28 de julho de 2005

Comentário no Fórum da Novae

Prezados, reproduzo aqui o meu último comentário no Fórum da Novae, referente ao artigo de Luciano Martins, publicado nessa revista.


Excelente o artigo de Luciano Martins Costa, A inexorável descontrução de Lula. Realista ao ponto mesmo de beirar um pessimismo brutal. Mas subestima um pouco a inteligência do povo brasileiro, como se todo ele ainda fosse submisso à influência da mídia paulista. Lula tem grande força nos rincões esquecidos do país, muita força no nordeste, muita força sobretudo onde os programas sociais estão operando. Lula elegeu-se com 53 milhões de votos, e pelo menos há aí uns 30 milhões que são diretamente beneficiados diretamente pelos programas sociais e estão garantidos. Com esta crise, as forças conservadoras querem impor Ciro Gomes ou Alckmin, e tem grande chance de consegui-lo. Agora, fácil não vai ser. A grande imprensa terá que queimar cartuchos. Outro fator esquecido pelo articulista. Lula não vai ficar parado. Como ele próprio já demonstrou em seus recentes discursos direcionados ao proletariado, existe um outro Lula, combativo, indignado, dentro do Lula paz e amor criado por Duda Mendonça. Ao descontruir o Lula atual, as elites vão encontrar, debaixo da casca, o Lula antigo, com linguagem incendiária de luta de classes. Finalmente, o articulista esqueceu uma coisa. Lula não é mais uma ameaça da esquerda. Ele é uma realidade, ocupa o poder. Tem acesso a informações e possui conexões com outros setores econômicos tão poderosos quanto os setores econômicos que o combatem. O articulista trabalha com a hipótese das elites econômicas agirem sob a mesma bandeira, e sabemos que isso é muito difícil. As elites também combatem entre si. Desta vez, será difícil. Lula tem um orçamento de 200 bilhões de reais nas mãos. Diante da possibilidade de perder as eleições, a vontade de poder falará mais alto que o desejo de estabilizar os mercados, e Lula será tentado (e torço para que caia nessa tentação) pelo populismo, por ações mais grandiosas que melhorem efetivamente a situação do povo.
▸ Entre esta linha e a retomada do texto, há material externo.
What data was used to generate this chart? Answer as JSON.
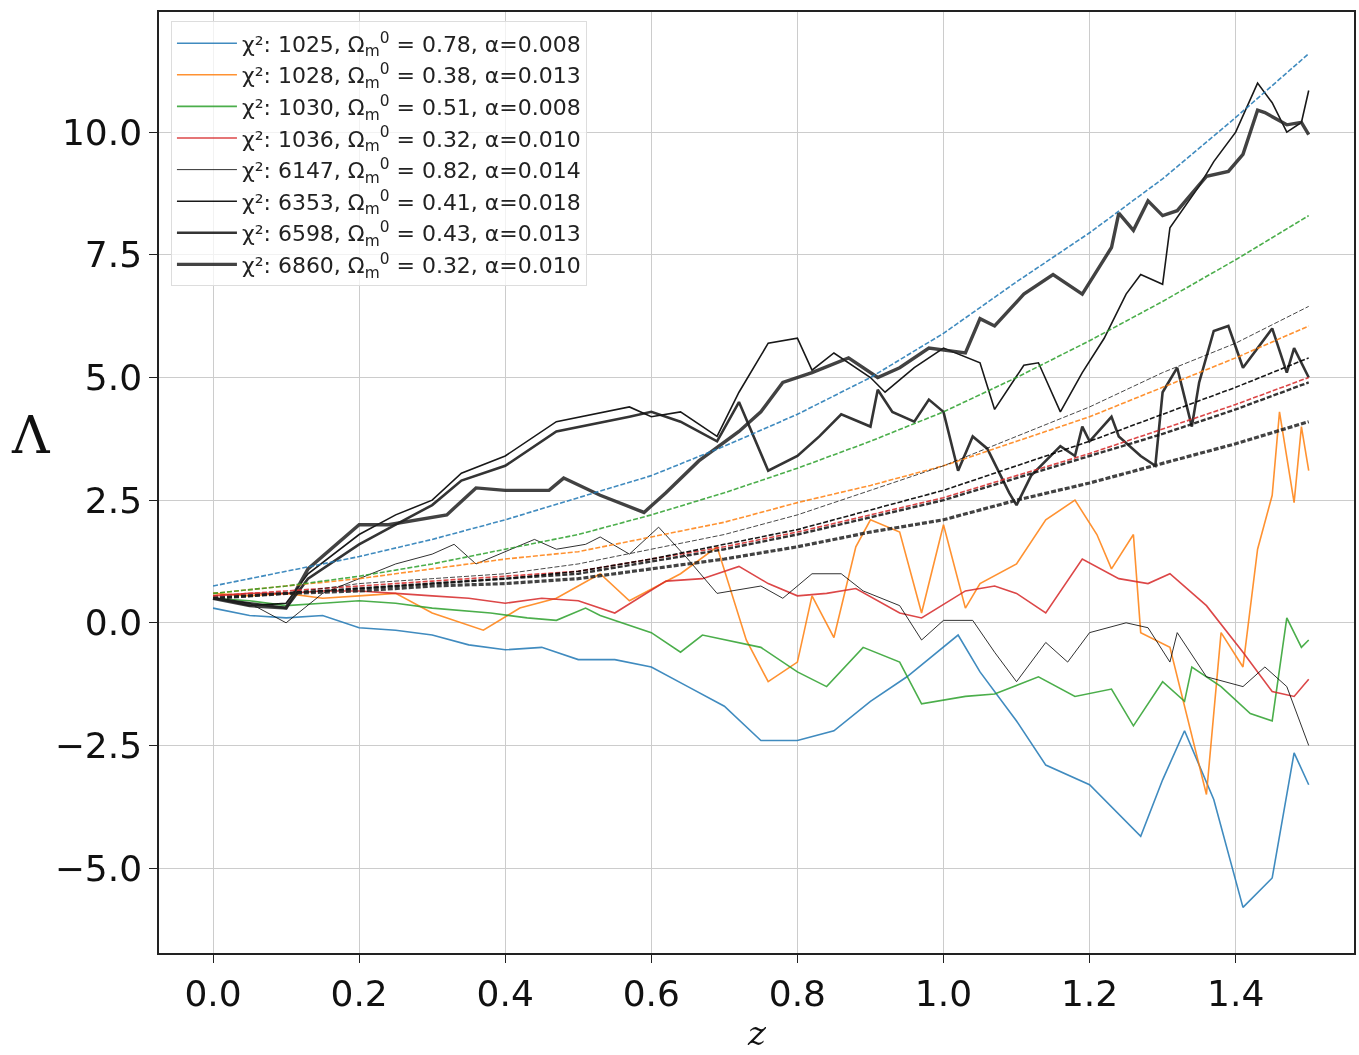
{
  "chart_data": {
    "type": "line",
    "xlabel": "z",
    "ylabel": "Λ",
    "x": [
      0,
      0.1,
      0.2,
      0.3,
      0.4,
      0.5,
      0.6,
      0.7,
      0.8,
      0.9,
      1.0,
      1.1,
      1.2,
      1.3,
      1.4,
      1.5
    ],
    "xlim": [
      -0.074,
      1.562
    ],
    "ylim": [
      -6.73,
      12.45
    ],
    "xticks": [
      {
        "value": 0,
        "label": "0.0"
      },
      {
        "value": 0.2,
        "label": "0.2"
      },
      {
        "value": 0.4,
        "label": "0.4"
      },
      {
        "value": 0.6,
        "label": "0.6"
      },
      {
        "value": 0.8,
        "label": "0.8"
      },
      {
        "value": 1.0,
        "label": "1.0"
      },
      {
        "value": 1.2,
        "label": "1.2"
      },
      {
        "value": 1.4,
        "label": "1.4"
      }
    ],
    "yticks": [
      {
        "value": -5,
        "label": "−5.0"
      },
      {
        "value": -2.5,
        "label": "−2.5"
      },
      {
        "value": 0,
        "label": "0.0"
      },
      {
        "value": 2.5,
        "label": "2.5"
      },
      {
        "value": 5,
        "label": "5.0"
      },
      {
        "value": 7.5,
        "label": "7.5"
      },
      {
        "value": 10,
        "label": "10.0"
      }
    ],
    "grid": true,
    "legend": "top left",
    "series": [
      {
        "name": "χ²: 1025, Ω$_{m}$$^{0}$ = 0.78, α=0.008",
        "color": "#1f77b4",
        "x": [
          0,
          0.05,
          0.1,
          0.15,
          0.2,
          0.25,
          0.3,
          0.35,
          0.4,
          0.45,
          0.5,
          0.55,
          0.6,
          0.65,
          0.7,
          0.75,
          0.8,
          0.85,
          0.9,
          0.95,
          1.02,
          1.05,
          1.1,
          1.14,
          1.2,
          1.27,
          1.3,
          1.33,
          1.37,
          1.41,
          1.45,
          1.48,
          1.5
        ],
        "values": [
          0.3,
          0.15,
          0.1,
          0.15,
          -0.1,
          -0.15,
          -0.25,
          -0.45,
          -0.55,
          -0.5,
          -0.75,
          -0.75,
          -0.9,
          -1.3,
          -1.7,
          -2.4,
          -2.4,
          -2.2,
          -1.6,
          -1.1,
          -0.25,
          -1.0,
          -2.0,
          -2.9,
          -3.3,
          -4.35,
          -3.2,
          -2.2,
          -3.6,
          -5.8,
          -5.2,
          -2.65,
          -3.3
        ]
      },
      {
        "name": "χ²: 1028, Ω$_{m}$$^{0}$ = 0.38, α=0.013",
        "color": "#ff7f0e",
        "x": [
          0,
          0.05,
          0.1,
          0.15,
          0.2,
          0.25,
          0.3,
          0.37,
          0.42,
          0.47,
          0.53,
          0.57,
          0.64,
          0.69,
          0.73,
          0.76,
          0.8,
          0.82,
          0.85,
          0.88,
          0.9,
          0.94,
          0.97,
          1.0,
          1.03,
          1.05,
          1.1,
          1.14,
          1.18,
          1.21,
          1.23,
          1.26,
          1.27,
          1.31,
          1.36,
          1.38,
          1.41,
          1.43,
          1.45,
          1.46,
          1.48,
          1.49,
          1.5
        ],
        "values": [
          0.6,
          0.55,
          0.6,
          0.5,
          0.55,
          0.6,
          0.2,
          -0.15,
          0.3,
          0.5,
          1.0,
          0.45,
          1.0,
          1.55,
          -0.35,
          -1.2,
          -0.8,
          0.55,
          -0.3,
          1.55,
          2.1,
          1.85,
          0.2,
          2.0,
          0.3,
          0.8,
          1.2,
          2.1,
          2.5,
          1.8,
          1.1,
          1.8,
          -0.2,
          -0.5,
          -3.5,
          -0.2,
          -0.9,
          1.5,
          2.6,
          4.3,
          2.45,
          4.0,
          3.1
        ]
      },
      {
        "name": "χ²: 1030, Ω$_{m}$$^{0}$ = 0.51, α=0.008",
        "color": "#2ca02c",
        "x": [
          0,
          0.05,
          0.1,
          0.15,
          0.2,
          0.25,
          0.3,
          0.38,
          0.43,
          0.47,
          0.51,
          0.53,
          0.6,
          0.64,
          0.67,
          0.75,
          0.8,
          0.84,
          0.89,
          0.94,
          0.97,
          1.03,
          1.07,
          1.13,
          1.18,
          1.23,
          1.26,
          1.3,
          1.33,
          1.34,
          1.38,
          1.42,
          1.45,
          1.47,
          1.49,
          1.5
        ],
        "values": [
          0.5,
          0.45,
          0.35,
          0.4,
          0.45,
          0.4,
          0.3,
          0.2,
          0.1,
          0.05,
          0.3,
          0.15,
          -0.2,
          -0.6,
          -0.25,
          -0.5,
          -1.0,
          -1.3,
          -0.5,
          -0.8,
          -1.65,
          -1.5,
          -1.45,
          -1.1,
          -1.5,
          -1.35,
          -2.1,
          -1.2,
          -1.6,
          -0.9,
          -1.3,
          -1.85,
          -2.0,
          0.1,
          -0.5,
          -0.35
        ]
      },
      {
        "name": "χ²: 1036, Ω$_{m}$$^{0}$ = 0.32, α=0.010",
        "color": "#d62728",
        "x": [
          0,
          0.05,
          0.1,
          0.15,
          0.2,
          0.25,
          0.3,
          0.35,
          0.4,
          0.45,
          0.5,
          0.55,
          0.62,
          0.67,
          0.72,
          0.76,
          0.8,
          0.84,
          0.88,
          0.94,
          0.97,
          1.03,
          1.07,
          1.1,
          1.14,
          1.19,
          1.24,
          1.28,
          1.31,
          1.36,
          1.41,
          1.45,
          1.48,
          1.5
        ],
        "values": [
          0.55,
          0.6,
          0.6,
          0.65,
          0.65,
          0.6,
          0.55,
          0.5,
          0.4,
          0.5,
          0.45,
          0.2,
          0.85,
          0.9,
          1.15,
          0.8,
          0.55,
          0.6,
          0.7,
          0.2,
          0.1,
          0.65,
          0.75,
          0.6,
          0.2,
          1.3,
          0.9,
          0.8,
          1.0,
          0.35,
          -0.6,
          -1.4,
          -1.5,
          -1.15
        ]
      },
      {
        "name": "χ²: 6147, Ω$_{m}$$^{0}$ = 0.82, α=0.014",
        "color": "#000000",
        "x": [
          0,
          0.05,
          0.1,
          0.15,
          0.2,
          0.25,
          0.3,
          0.33,
          0.36,
          0.44,
          0.47,
          0.51,
          0.53,
          0.57,
          0.61,
          0.65,
          0.69,
          0.75,
          0.78,
          0.82,
          0.86,
          0.89,
          0.94,
          0.97,
          1.0,
          1.04,
          1.07,
          1.1,
          1.14,
          1.17,
          1.2,
          1.25,
          1.28,
          1.31,
          1.32,
          1.36,
          1.41,
          1.44,
          1.47,
          1.5
        ],
        "values": [
          0.5,
          0.4,
          0.0,
          0.6,
          0.9,
          1.2,
          1.4,
          1.6,
          1.2,
          1.7,
          1.5,
          1.6,
          1.75,
          1.4,
          1.95,
          1.3,
          0.6,
          0.75,
          0.5,
          1.0,
          1.0,
          0.65,
          0.35,
          -0.35,
          0.05,
          0.05,
          -0.6,
          -1.2,
          -0.4,
          -0.8,
          -0.2,
          0.0,
          -0.1,
          -0.8,
          -0.2,
          -1.1,
          -1.3,
          -0.9,
          -1.3,
          -2.5
        ]
      },
      {
        "name": "χ²: 6353, Ω$_{m}$$^{0}$ = 0.41, α=0.018",
        "color": "#000000",
        "x": [
          0,
          0.05,
          0.1,
          0.13,
          0.2,
          0.25,
          0.3,
          0.34,
          0.4,
          0.47,
          0.57,
          0.6,
          0.64,
          0.69,
          0.72,
          0.76,
          0.8,
          0.82,
          0.85,
          0.9,
          0.92,
          0.96,
          1.0,
          1.05,
          1.07,
          1.11,
          1.13,
          1.16,
          1.19,
          1.22,
          1.25,
          1.27,
          1.3,
          1.31,
          1.35,
          1.37,
          1.4,
          1.43,
          1.45,
          1.47,
          1.49,
          1.5
        ],
        "values": [
          0.5,
          0.35,
          0.4,
          1.0,
          1.8,
          2.2,
          2.5,
          3.05,
          3.4,
          4.1,
          4.4,
          4.2,
          4.3,
          3.8,
          4.7,
          5.7,
          5.8,
          5.15,
          5.5,
          5.0,
          4.7,
          5.2,
          5.6,
          5.3,
          4.35,
          5.25,
          5.3,
          4.3,
          5.1,
          5.8,
          6.7,
          7.1,
          6.9,
          8.05,
          8.9,
          9.4,
          10.0,
          11.0,
          10.6,
          10.0,
          10.2,
          10.85
        ]
      },
      {
        "name": "χ²: 6598, Ω$_{m}$$^{0}$ = 0.43, α=0.013",
        "color": "#111111",
        "x": [
          0,
          0.05,
          0.1,
          0.13,
          0.2,
          0.25,
          0.3,
          0.34,
          0.4,
          0.47,
          0.57,
          0.6,
          0.64,
          0.69,
          0.72,
          0.76,
          0.8,
          0.83,
          0.86,
          0.9,
          0.91,
          0.93,
          0.96,
          0.98,
          1.0,
          1.02,
          1.04,
          1.06,
          1.09,
          1.1,
          1.12,
          1.16,
          1.18,
          1.19,
          1.2,
          1.23,
          1.24,
          1.27,
          1.29,
          1.3,
          1.32,
          1.34,
          1.35,
          1.37,
          1.39,
          1.41,
          1.45,
          1.47,
          1.48,
          1.5
        ],
        "values": [
          0.5,
          0.4,
          0.3,
          0.9,
          1.6,
          2.0,
          2.4,
          2.9,
          3.2,
          3.9,
          4.2,
          4.3,
          4.1,
          3.7,
          4.5,
          3.1,
          3.4,
          3.8,
          4.25,
          4.0,
          4.75,
          4.3,
          4.1,
          4.55,
          4.3,
          3.1,
          3.8,
          3.55,
          2.65,
          2.4,
          3.0,
          3.6,
          3.4,
          4.0,
          3.7,
          4.2,
          3.8,
          3.4,
          3.2,
          4.7,
          5.2,
          4.0,
          4.9,
          5.95,
          6.05,
          5.2,
          6.0,
          5.1,
          5.6,
          5.0
        ]
      },
      {
        "name": "χ²: 6860, Ω$_{m}$$^{0}$ = 0.32, α=0.010",
        "color": "#222222",
        "x": [
          0,
          0.05,
          0.1,
          0.13,
          0.2,
          0.24,
          0.32,
          0.36,
          0.4,
          0.46,
          0.48,
          0.53,
          0.59,
          0.62,
          0.665,
          0.72,
          0.75,
          0.78,
          0.82,
          0.87,
          0.91,
          0.94,
          0.98,
          1.03,
          1.05,
          1.07,
          1.11,
          1.15,
          1.19,
          1.23,
          1.24,
          1.26,
          1.28,
          1.3,
          1.32,
          1.36,
          1.39,
          1.41,
          1.43,
          1.44,
          1.47,
          1.49,
          1.5
        ],
        "values": [
          0.5,
          0.35,
          0.3,
          1.1,
          2.0,
          2.0,
          2.2,
          2.75,
          2.7,
          2.7,
          2.95,
          2.6,
          2.25,
          2.65,
          3.3,
          3.9,
          4.3,
          4.9,
          5.1,
          5.4,
          5.0,
          5.2,
          5.6,
          5.5,
          6.2,
          6.05,
          6.7,
          7.1,
          6.7,
          7.65,
          8.35,
          8.0,
          8.6,
          8.3,
          8.4,
          9.1,
          9.2,
          9.55,
          10.45,
          10.4,
          10.15,
          10.2,
          9.95
        ]
      },
      {
        "color": "#1f77b4",
        "line_style": "dashed",
        "values": [
          0.75,
          1.05,
          1.35,
          1.7,
          2.1,
          2.55,
          3.0,
          3.6,
          4.25,
          5.0,
          5.9,
          6.95,
          7.95,
          9.05,
          10.3,
          11.6
        ]
      },
      {
        "color": "#ff7f0e",
        "line_style": "dashed",
        "values": [
          0.6,
          0.75,
          0.9,
          1.1,
          1.3,
          1.45,
          1.75,
          2.05,
          2.45,
          2.8,
          3.2,
          3.7,
          4.2,
          4.8,
          5.4,
          6.05
        ]
      },
      {
        "color": "#2ca02c",
        "line_style": "dashed",
        "values": [
          0.6,
          0.75,
          0.95,
          1.2,
          1.5,
          1.8,
          2.2,
          2.65,
          3.15,
          3.7,
          4.3,
          5.0,
          5.75,
          6.55,
          7.4,
          8.3
        ]
      },
      {
        "color": "#d62728",
        "line_style": "dashed",
        "values": [
          0.55,
          0.65,
          0.75,
          0.85,
          0.95,
          1.05,
          1.3,
          1.55,
          1.85,
          2.2,
          2.55,
          3.0,
          3.45,
          3.95,
          4.45,
          5.0
        ]
      },
      {
        "color": "#000000",
        "line_style": "dashed",
        "values": [
          0.5,
          0.6,
          0.8,
          0.9,
          1.0,
          1.2,
          1.5,
          1.8,
          2.2,
          2.7,
          3.2,
          3.8,
          4.4,
          5.1,
          5.7,
          6.45
        ]
      },
      {
        "color": "#000000",
        "line_style": "dashed",
        "values": [
          0.5,
          0.6,
          0.7,
          0.8,
          0.9,
          1.05,
          1.3,
          1.6,
          1.9,
          2.3,
          2.7,
          3.2,
          3.7,
          4.25,
          4.8,
          5.4
        ]
      },
      {
        "color": "#111111",
        "line_style": "dashed",
        "values": [
          0.5,
          0.6,
          0.7,
          0.8,
          0.9,
          1.0,
          1.25,
          1.5,
          1.8,
          2.15,
          2.5,
          2.95,
          3.4,
          3.85,
          4.35,
          4.9
        ]
      },
      {
        "color": "#222222",
        "line_style": "dashed",
        "values": [
          0.5,
          0.6,
          0.65,
          0.75,
          0.8,
          0.9,
          1.1,
          1.3,
          1.55,
          1.85,
          2.1,
          2.5,
          2.85,
          3.25,
          3.65,
          4.1
        ]
      }
    ]
  }
}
Enfim, o articulista fez uma projeção muito lúcida sobre as ações da mídia e das forças econômicas para descontruir Lula, mas esqueceu o fator fundamental: faltou combinar com os russos, ou seja, com o time adversário, com os movimentos sociais e grandes sindicatos, os quais, diante da iminente queda de seu líder (e Lula, há que se admitir, permanece um grande líder de massas), já prometeram se manifestar com vigor inquietante para as elites. "Ousem depor! Ousem apear Lula do Planalto! Vamos pra rua protestar!", já repetiram lideranças de poderosos sindicatos. Os próprios movimentos sociais, agora organizados numa frente única, já divulgaram manifesto condenando as intenções golpistas da direita. Já vi esse filme antes. A imprensa, no afã de descontruir Lula, acaba por iludir-se a si própria. O articulista mesmo disse: irão pipocar estatísticas distorcidas sobre a queda de popularidade de Lula. Moçoilas bem vestidas e lindas correrão os condomínios de luxo de São Paulo perguntando aos membros da corte se Lula deve ser enxotado. É sabido que a massa não tem voz. Ela só se manifesta mesmo nos grandes momentos. Existem incógnitas na História. Na verdade, ninguém sabe o que vai acontecer. Mas agora ninguém pode dizer que a história está morta. Quando a luta de classes se acende, é porque o país conseguiu reviver sua dinâmica e está novamente se desenvolvendo. Lula pode até perder ou ser deposto, mas a paixão e o desejo de mudança que o elegeram não morrerão, porque não são reflexos do capricho de uma classe média sempre hesitante, mas sim do estrondoso clamor das massas por um país melhor. Clamor esse que, embora silenciado, pode explodir a qualquer momento, principalmente se estas massas virem seu líder estiolar sob golpes traiçoeiros da direita brasileira. Lula poderia, por exemplo, morrer agora num acidente doméstico. As massas não morrem. A cada trabalhador morto, nascem cinco, dez outros com mais fome e mais ambição. E a mídia não vai conseguir mentir eternamente. Viva a democracia.